GRAT Planning in a Down Market

September 30, 2011

Authored by: Justin Flach and Doug Stanley

As I walked into the office, I noticed that the market was already down 100 points today.  It’s been doing that a lot lately.  And then it goes back up a little.  And then back down.   While the market is busy doing gymnastics and we’re all concerned about our portfolios and retirement plans, the one thing that shouldn’t get lost in the haze of bad economic news is that now is a great time to do some estate planning.

Setting aside taxable gifts for the moment, let’s focus on a strategy that works best when assets have a built in potential to increase in value and interest rates are low: the grantor retained annuity trust, or a GRAT.

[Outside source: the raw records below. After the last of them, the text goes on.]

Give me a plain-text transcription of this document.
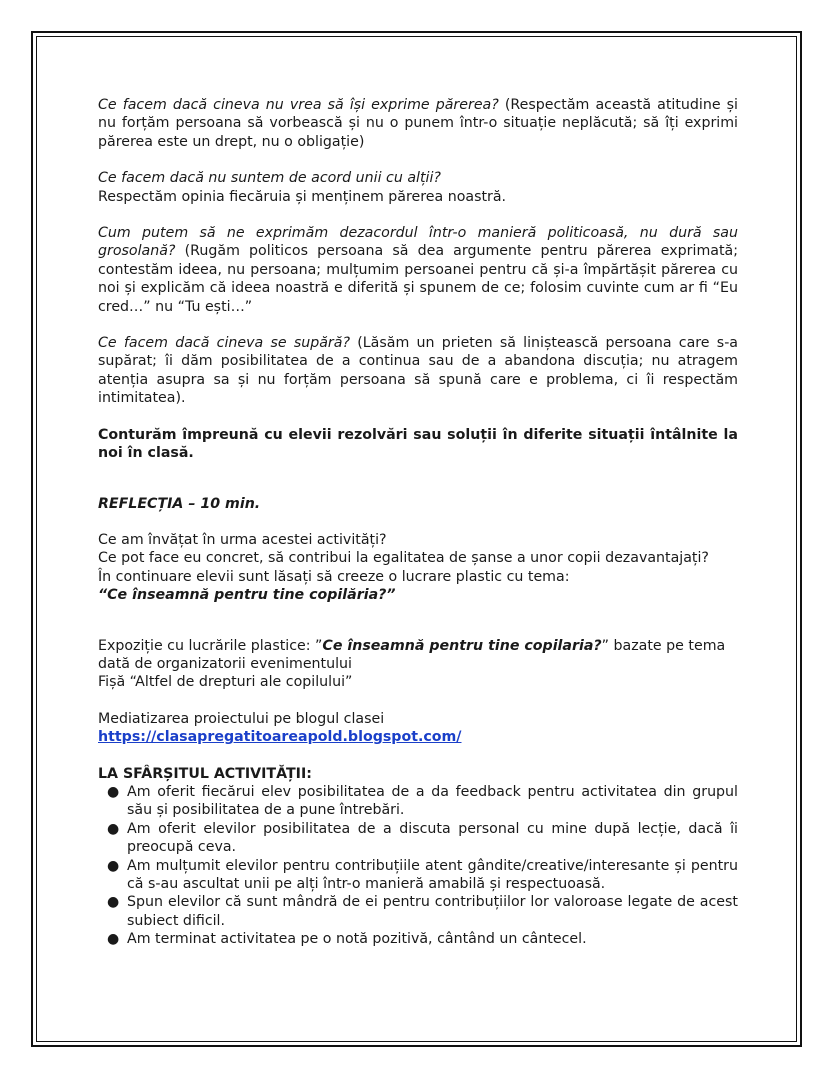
Ce facem dacă cineva nu vrea să își exprime părerea? (Respectăm această atitudine și nu forțăm persoana să vorbească și nu o punem într-o situație neplăcută; să îți exprimi părerea este un drept, nu o obligație)

Ce facem dacă nu suntem de acord unii cu alții?

Respectăm opinia fiecăruia și menținem părerea noastră.

Cum putem să ne exprimăm dezacordul într-o manieră politicoasă, nu dură sau grosolană? (Rugăm politicos persoana să dea argumente pentru părerea exprimată; contestăm ideea, nu persoana; mulțumim persoanei pentru că și-a împărtășit părerea cu noi și explicăm că ideea noastră e diferită și spunem de ce; folosim cuvinte cum ar fi “Eu cred…” nu “Tu ești…”

Ce facem dacă cineva se supără? (Lăsăm un prieten să liniștească persoana care s-a supărat; îi dăm posibilitatea de a continua sau de a abandona discuția; nu atragem atenția asupra sa și nu forțăm persoana să spună care e problema, ci îi respectăm intimitatea).

Conturăm împreună cu elevii rezolvări sau soluții în diferite situații întâlnite la noi în clasă.

REFLECȚIA – 10 min.

Ce am învățat în urma acestei activități?

Ce pot face eu concret, să contribui la egalitatea de șanse a unor copii dezavantajați?

În continuare elevii sunt lăsați să creeze o lucrare plastic cu tema:

“Ce înseamnă pentru tine copilăria?”

Expoziție cu lucrările plastice: ”Ce înseamnă pentru tine copilaria?” bazate pe tema dată de organizatorii evenimentului

Fișă “Altfel de drepturi ale copilului”

Mediatizarea proiectului pe blogul clasei

https://clasapregatitoareapold.blogspot.com/

LA SFÂRȘITUL ACTIVITĂȚII:

● Am oferit fiecărui elev posibilitatea de a da feedback pentru activitatea din grupul său și posibilitatea de a pune întrebări.
● Am oferit elevilor posibilitatea de a discuta personal cu mine după lecție, dacă îi preocupă ceva.
● Am mulțumit elevilor pentru contribuțiile atent gândite/creative/interesante și pentru că s-au ascultat unii pe alți într-o manieră amabilă și respectuoasă.
● Spun elevilor că sunt mândră de ei pentru contribuțiilor lor valoroase legate de acest subiect dificil.
● Am terminat activitatea pe o notă pozitivă, cântând un cântecel.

At its most basic level, a GRAT works like this: you give assets to the GRAT at no transfer tax cost and retain the right to receive annuity payments for a term of years.   Any assets left in the GRAT at the end of your retained annuity term pass to the beneficiaries of the GRAT free of gift tax and are removed from your taxable estate.   Your initial gift to the GRAT is not a taxable gift if the value of the annuity payments is equal to the value of the assets you transfer to the GRAT (called a “zeroed-out” GRAT).  If you die during the retained annuity term or if you receive all the assets back in annuity payments, you’re in no worse of a situation than if you’d done nothing.  The trick to a GRAT is that it needs to be funded with assets that are going to appreciate faster than the required annuity payments.

So why does a GRAT make so much sense right now?  For starters, interest rates are incredibly low.   Interest rates (specifically the Section 7520 rate announced by the IRS each month (see here)) are used to determine the amount of your retained annuity payment in a zeroed-out GRAT.   For October, 2011 that rate is 1.40%.  In order for a GRAT to succeed, the assets transferred to the GRAT must grow (through income or appreciation) at a higher rate than the Section 7520 rate.  Now look at the stock market.   The current economic climate has likely created some bargains in your portfolio that can be expected to appreciate over the next several years.

So if you’re looking at the stock market and thinking “based on the current prices, my portfolio is likely to grow by more than 1.4% over the next 2+ years” and you are interested in lowering your estate tax bill, then you ought to be considering a GRAT.